RAW 264.7 cells or wild-type macrophages (2 × 105 cells/well in 6-well plates) were grown on poly-L-lysine-coated glass coverslips in DMEM supplemented with 10% FBS. After 24 h, macrophages were treated with 5 µg/mL unlabeled bMVs, SYTO RNA-labeled bMVs, DiD-labeled 5-EU RNA bMVs, or with DiD + SYTO RNA-labeled bMVs for 1 h. Macrophages were then washed with PBS, fixed with pre-warmed 4% paraformaldehyde in 1X PBS for 15 min at RT. Fixed cells were washed with PBS 3X and permeabilized with 0.2% saponin (Sigma-Aldrich) for 10 min at RT. After washing 3 times with PBS, 5-EU RNA bMV-treated macrophages were incubated with the Click-iT reaction cocktail containing CuSO4 and Alexa Fluor 488 azide to label internalized bMV- 5-EU RNA according to the manufacturer’s instructions. For colocalization assays of bMV-RNA in RAW 264.7 cells, the permeabilized macrophages were incubated in blocking buffer (1% BSA in PBS) with or without human monoclonal IgG1 kappa isotype control antibody (10 µg/mL; GeneTex; Cat # GTX35068) for 2 h at RT. The macrophages were then incubated with EEA1 antibodies conjugated to Alexa Fluor 647 (1:100 dilution in blocking buffer; Santa Cruz Biotechnology; Cat # sc-137130) for 1 h at RT. The coverslips were washed three times in PBS and mounted onto slides in ProLong Diamond Antifade Mountant with DAPI.

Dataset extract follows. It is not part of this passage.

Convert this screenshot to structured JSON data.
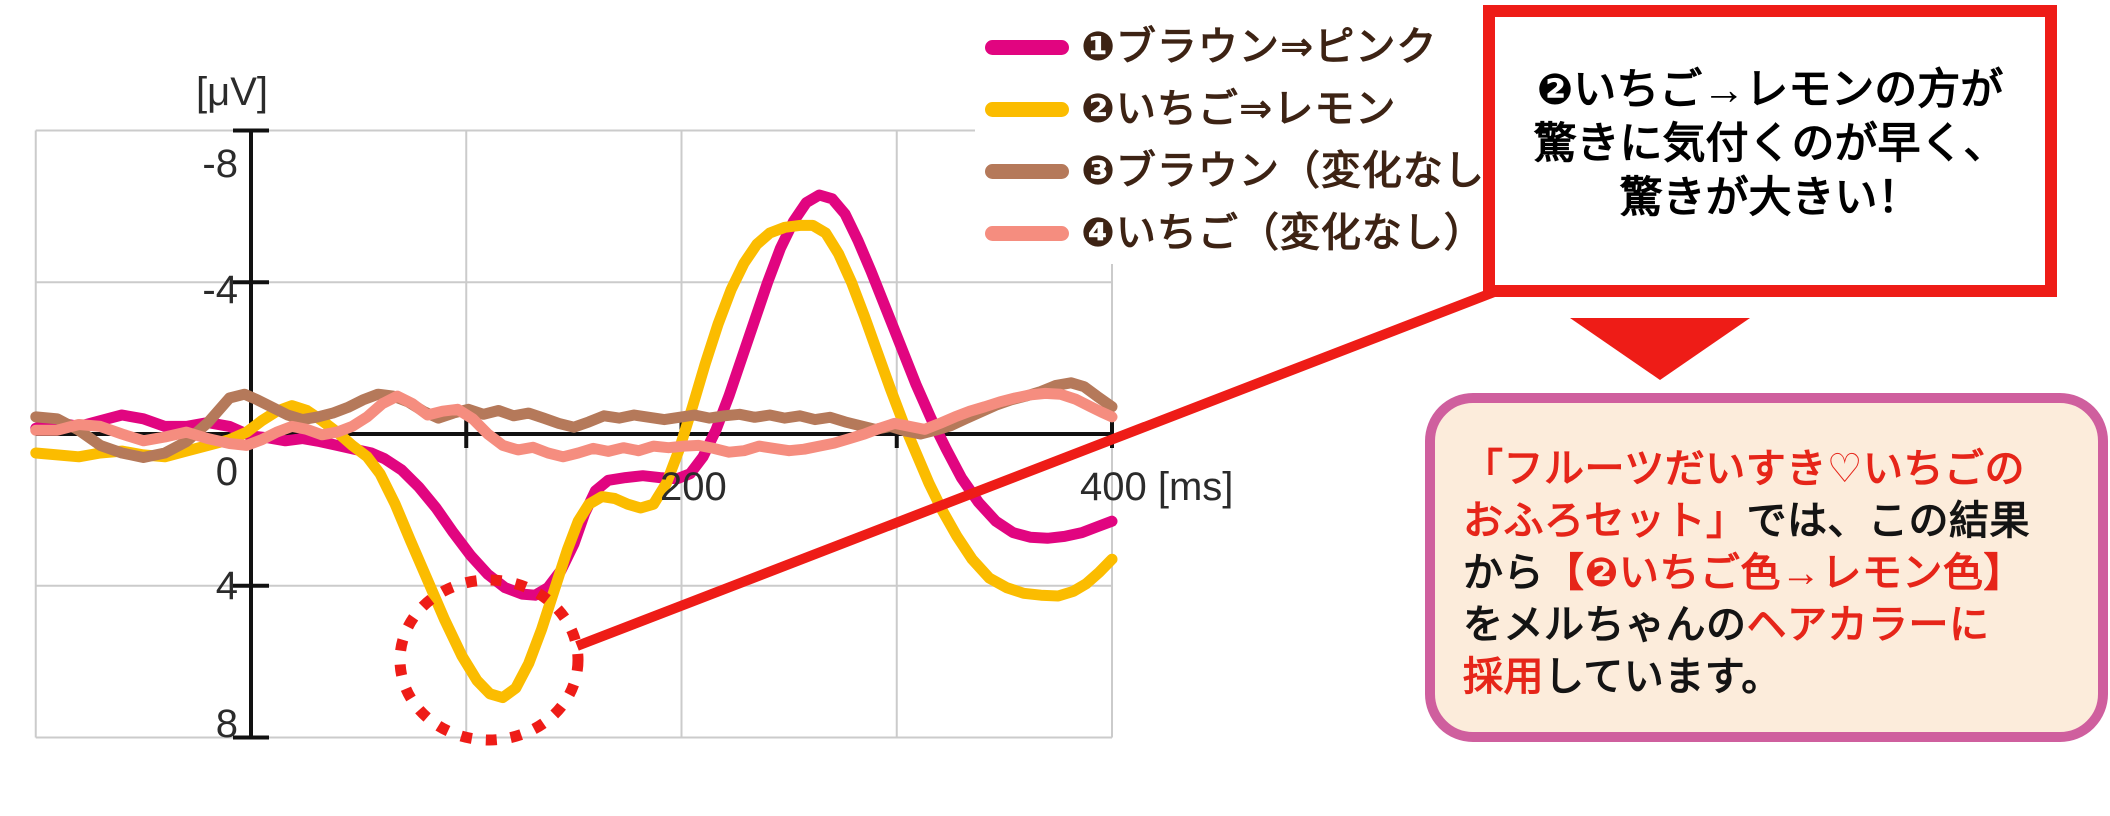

All samples were imaged using a Zeiss LSM 880 inverted confocal equipped with an Airyscan detection unit (63×/1.4 oil immersion objective). DAPI was excited at 405 nm, Alexa Fluor 488 and SYTO RNASelect were excited at 488 nm, DiD or EEA1-Alexa Fluor 647 were excited at 633 nm, and brightfield images were captured using the T-PMT. After acquisition of selected cells using T-PMT in confocal mode, cells were imaged in super-resolution mode with the Airyscan detector (pinhole size 1.25 AU). The z-stack module was used to capture between 40 and 64 sections per z-stack (6.209 µm and 10.045 µm, respectively) at 0.16 µm intervals per slice. These intervals were automatically calculated by the Zen Black software to fulfill Nyquist criteria. Consecutive Z-stack images captured by Airyscan were reconstructed to a 3D image using the Zen Blue 2.3 software (using maximum intensity projection).